А  Б  В  Г  Д  Е  Ж  З  И  Й  К  Л  М  Н  О  П  Р  С  Т  У  Ф  Х  Ц  Ч  Ш  Щ  Э  Ю  Я  

 


Надо ли говорить, с какой аптечной точностью явилась я в офис! Надо ли уточнять, что теперь-то я была абсолютно уверена в успехе! А именно — мое желание сделать книгу найдет у Владимира Алексеевича полное понимание. Ну сами подумайте, кто бы отказался от книги о себе самом, где бы вполне объективно было рассказано об «этапах пройденного пути». Тем более после всяких измывательств в прессе, после частушечных издевок и т.п.? Прошу при этом учесть, что не абы какой недоучка-самоучка уже сидит на диване (разумеется, мягком, кожаном) в приемной, а журналистка с ого-го каким стажем, и если уж на то пошло, то ведь хватай выше, — писательница, автор двадцати семи книг, переведенных на двенадцать иностранных языков! Какого же рожна еще надо?! Так? При этом — с ясным намерением сказать о Брынцалове правду, одну только правду, презрев все наветы «желтой» прессы, наплевав на все хулы, чтобы на обширном пространстве книги воссоздать образ явно незаурядного человека, с которого желающие захотят делать жизнь, смогут поучиться, перенять опыт и, соответственно, «улучшить свое материальное положение», как формулируют разного рода опросные листки всяких соцслужб.
…Стало быть, сижу нога на ногу. За конторкой, ближе к окну, щебечут о своем две молодые секретарши, справа от меня, в углу, работает большеэкранный телевизор. Приглядываюсь — нет в нем ни непременных Сорокиной, ни Лиона Измайлова, ни прокладок, которые столь комфортны, ни дирола с ксилитом, которые и сохраняют и заново отращивают усы и зубы, а есть — вход в офис. Догадалась — этот телевизор дает знать, когда появится В. А. Брынцалов.
Припоминаю попутно с ожиданием, когда и где доводилось вот так сидеть, в приемных у «Великих и Ужасных» — у инструкторов ЦК, у секретарей обкомов… Прихожу к выводу — все едино. По ощущениям. Не к тебе же пришли — ты пришла, уже тебе дали фору…
Ну да там разберемся! Главное, чтобы диктофон не отказал!
Наконец какая-то из секретарш, кстати, милая, приветливая, произнесла: «Идет!» И впрямь, на телеэкране я увидела группу мужчин и среди них знакомое по газетам и предвыборным телепрограммам лицо… Хозяин явно уступал в росте прочим своим спутникам. Догадалась: телохранители.

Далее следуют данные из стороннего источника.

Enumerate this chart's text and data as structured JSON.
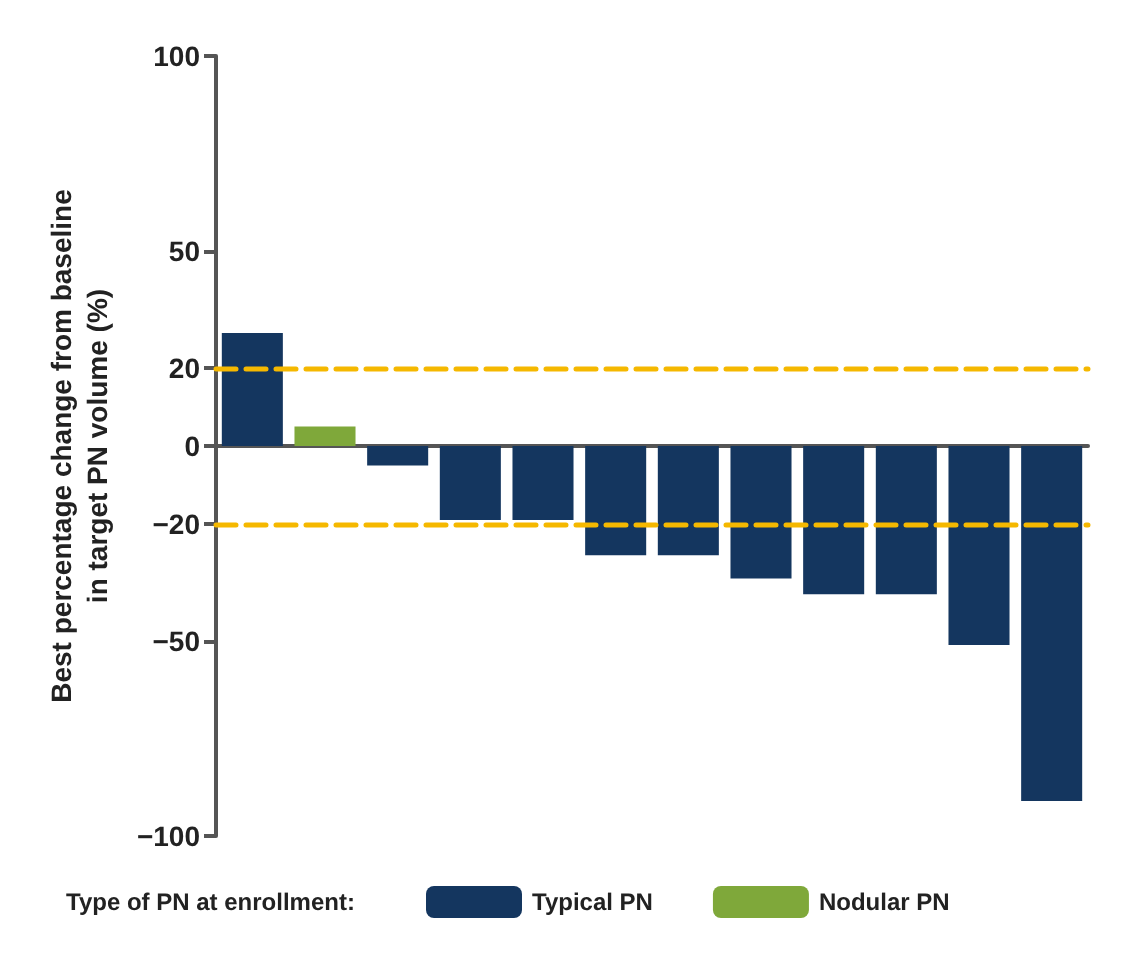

Через несколько минут в приемную вошли — Сам и двое таких крепышей, о которых можно сказать культурно «атлетического телосложения», а можно употребить ходовое — «шкафы». Увидев меня, Владимир Алексеевич поздоровался, прошел в кабинет. Телохранители остались в приемной, встали у высокого барьера конторки, облокотились, о чем-то заговорили с секретаршами Наташей и Инной. Я заметила, что у одного из них чуть высунулась подкладка из-под обреза пиджака, видно, после химчистки ткань села слегка, а подкладочный шелк выстоял…
Дверь в кабинет осталась открытой. Наташа или Инна зашла в таинственный закуточек и появилась с раззолоченной чайной чашкой и блюдечком. Унесла в глубь кабинета. И дурак догадается — Хозяину. Я же в отворенную дверь видела кожаное кресло, а на стене — портрет мальчика и светлом, лет трех, не больше… дитя как дитя…

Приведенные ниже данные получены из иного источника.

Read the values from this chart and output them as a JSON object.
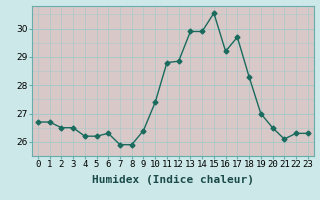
{
  "x": [
    0,
    1,
    2,
    3,
    4,
    5,
    6,
    7,
    8,
    9,
    10,
    11,
    12,
    13,
    14,
    15,
    16,
    17,
    18,
    19,
    20,
    21,
    22,
    23
  ],
  "y": [
    26.7,
    26.7,
    26.5,
    26.5,
    26.2,
    26.2,
    26.3,
    25.9,
    25.9,
    26.4,
    27.4,
    28.8,
    28.85,
    29.9,
    29.9,
    30.55,
    29.2,
    29.7,
    28.3,
    27.0,
    26.5,
    26.1,
    26.3,
    26.3
  ],
  "line_color": "#1a6b5e",
  "marker": "D",
  "marker_size": 2.5,
  "bg_color": "#cce8e8",
  "plot_bg_color": "#cce8e8",
  "vband_color": "#d8c8c8",
  "hgrid_color": "#a8c8c8",
  "xlabel": "Humidex (Indice chaleur)",
  "xlabel_fontsize": 8,
  "xtick_labels": [
    "0",
    "1",
    "2",
    "3",
    "4",
    "5",
    "6",
    "7",
    "8",
    "9",
    "10",
    "11",
    "12",
    "13",
    "14",
    "15",
    "16",
    "17",
    "18",
    "19",
    "20",
    "21",
    "22",
    "23"
  ],
  "ytick_values": [
    26,
    27,
    28,
    29,
    30
  ],
  "ylim": [
    25.5,
    30.8
  ],
  "xlim": [
    -0.5,
    23.5
  ],
  "tick_fontsize": 6.5
}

Спустя пять минут великое свершилось! Сентябрь 1996 года. Меня попросили войти. Господин Брынцалов единолично пил чай из раззолоченной чашечки. И первое, что он сказал мне полувнятно, между глотками, было:
— Никому никаких интервью… И вам тоже…
Так или примерно так. То есть как?! То есть что за чушь?! Где логика?! Зачем же я тогда приходила?! Зачем было меня приглашать в кабинет?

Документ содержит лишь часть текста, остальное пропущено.